Steve’s reputation was that he was a very smart and driven person.  That was characterized by his extremely high expectations for himself and the organization he led coupled with a passion for excellence.  From what you can piece together from comments now but especially over the years when people were discussing a living and not a dead man paint a picture of a difficult person to have as a boss.   More than one person who worked with him has said he did not suffer fools at all.  He also did not suffer in silence when confronted with what he saw as work that did not meet his standard.  His feedback in such circumstances was swift and biting.  He created a work environment where political correctness had no place.  Perhaps above all he understood the technology and what it could and couldn’t do at the current time or the short term future.  This objective and realistic but stretching view of what was possible led Apple to success after success.
So let’s compare the Job’s approach to management with that employed by our education “leaders.” 

  1. ·         Results - our education system is turning in results as abysmal as Job’s results were positive.
  2. ·         Expectations – educators do not have high expectations of themselves or of their students.
  3. ·         Objectivity – educators continue to use education approaches which are technically wrong in spite of the results they aren’t able to achieve.  This is compared to competitor nations who use technically sound approaches and teach their kids much more effectively as is shown by the international testing.   The approach in our education system is to try to do the wrong thing better when they should stop doing the wrong things and start doing the right things.

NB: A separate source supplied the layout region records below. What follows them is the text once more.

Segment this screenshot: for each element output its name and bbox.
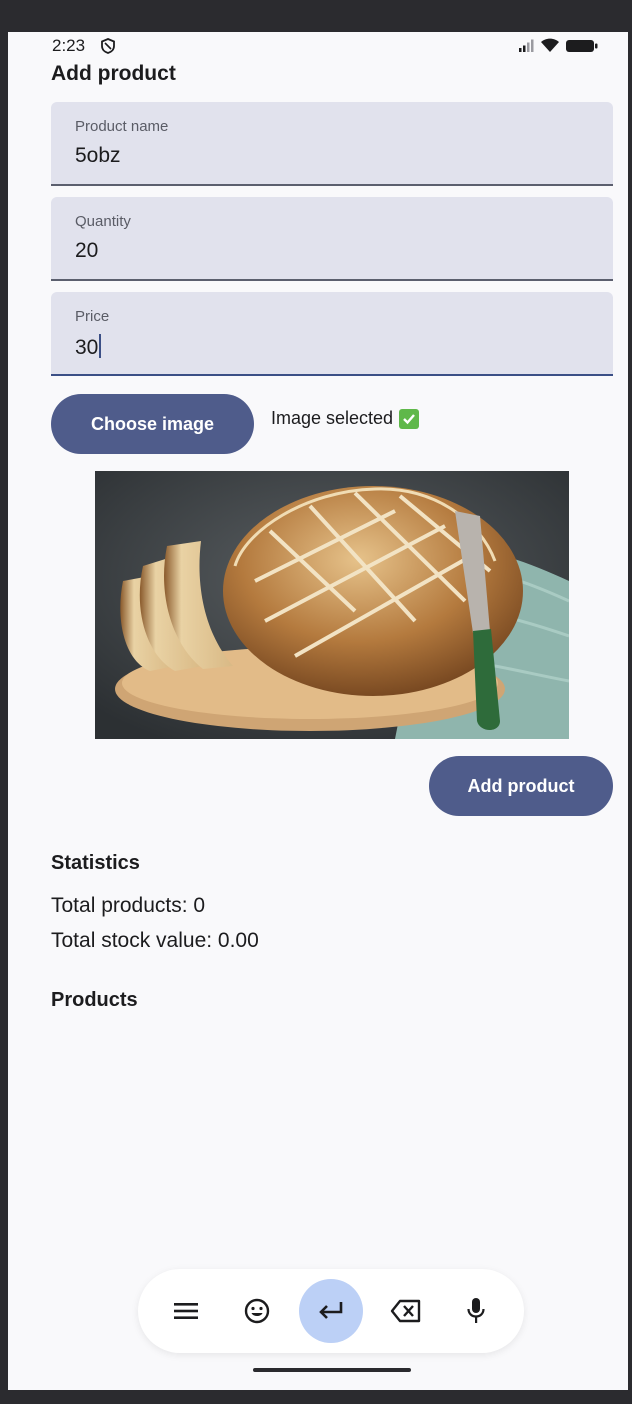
choose-image-button[interactable]: Choose image <box>51 394 254 454</box>
image-status: Image selected <box>271 408 420 429</box>
price-field[interactable]: Price 30 <box>51 292 613 376</box>
total-products: Total products: 0 <box>51 894 206 917</box>
quantity-value: 20 <box>75 239 99 262</box>
emoji-icon <box>244 1298 270 1324</box>
keyboard-toolbar <box>138 1269 524 1353</box>
status-indicators <box>518 38 598 53</box>
battery-icon <box>566 39 598 52</box>
backspace-key[interactable] <box>374 1279 438 1343</box>
statistics-title: Statistics <box>51 852 140 874</box>
emoji-key[interactable] <box>225 1279 289 1343</box>
quantity-field[interactable]: Quantity 20 <box>51 197 613 281</box>
check-icon <box>399 408 420 429</box>
menu-key[interactable] <box>154 1279 218 1343</box>
enter-icon <box>319 1302 343 1319</box>
menu-icon <box>174 1303 198 1319</box>
backspace-icon <box>390 1299 421 1323</box>
price-label: Price <box>75 308 110 325</box>
add-product-button[interactable]: Add product <box>429 756 613 816</box>
product-image-preview <box>95 471 569 739</box>
bread-photo <box>95 471 569 739</box>
product-name-field[interactable]: Product name 5obz <box>51 102 613 186</box>
page-title: Add product <box>51 62 176 85</box>
enter-key[interactable] <box>299 1279 363 1343</box>
total-stock-value: Total stock value: 0.00 <box>51 929 259 952</box>
text-caret <box>99 334 102 358</box>
product-name-label: Product name <box>75 118 169 135</box>
wifi-icon <box>541 38 559 52</box>
app-screen: 2:23 Add product Product name 5obz Quant… <box>8 32 628 1390</box>
status-time: 2:23 <box>52 36 86 55</box>
products-title: Products <box>51 989 138 1011</box>
price-value-wrap: 30 <box>75 334 102 360</box>
signal-icon <box>519 39 534 52</box>
microphone-key[interactable] <box>444 1279 508 1343</box>
quantity-label: Quantity <box>75 213 131 230</box>
image-status-text: Image selected <box>271 408 394 428</box>
price-value: 30 <box>75 336 99 359</box>
status-bar: 2:23 <box>8 32 628 60</box>
microphone-icon <box>467 1298 485 1323</box>
home-indicator[interactable] <box>253 1368 411 1372</box>
shield-icon <box>101 38 115 54</box>
product-name-value: 5obz <box>75 144 121 167</box>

  4. ·         Work environment – in education political correctness and group think run amok.  This creates a workplace where constructive feedback (that is, you are not getting the right results, shape up or ship out) simply does not occur.  Kids and our increasingly uncompetitive society globally continue to pay the price.
  5. ·         Mental Toughness – Job’s created an environment of mental toughness where robust dialog was encouraged as a way to perfect the quality of the work teams.  The education environment is one of people walking on eggshells because conflict is not allowed and thus creates a bunch of wimps.
  6. ·         Passion – in education passion is not allowed because it might lead to conflicts.  Conflict is required if you want to really perform well.  It results in much better decisions.  Oh, people “say” they are passionate about things but it is all a charade.  If passion for doing the education mission in an excellent way were ever allowed to break through the educations fiefdom’s fortress walls it would have a remarkably positive impact.


Therefore, we must conclude that there are good reasons why Steve Jobs and Apple were successful and equally valid reasons why our education system is a miserable failure compared to the money spent and the quality of the kids who have far more potential than they are given credit for.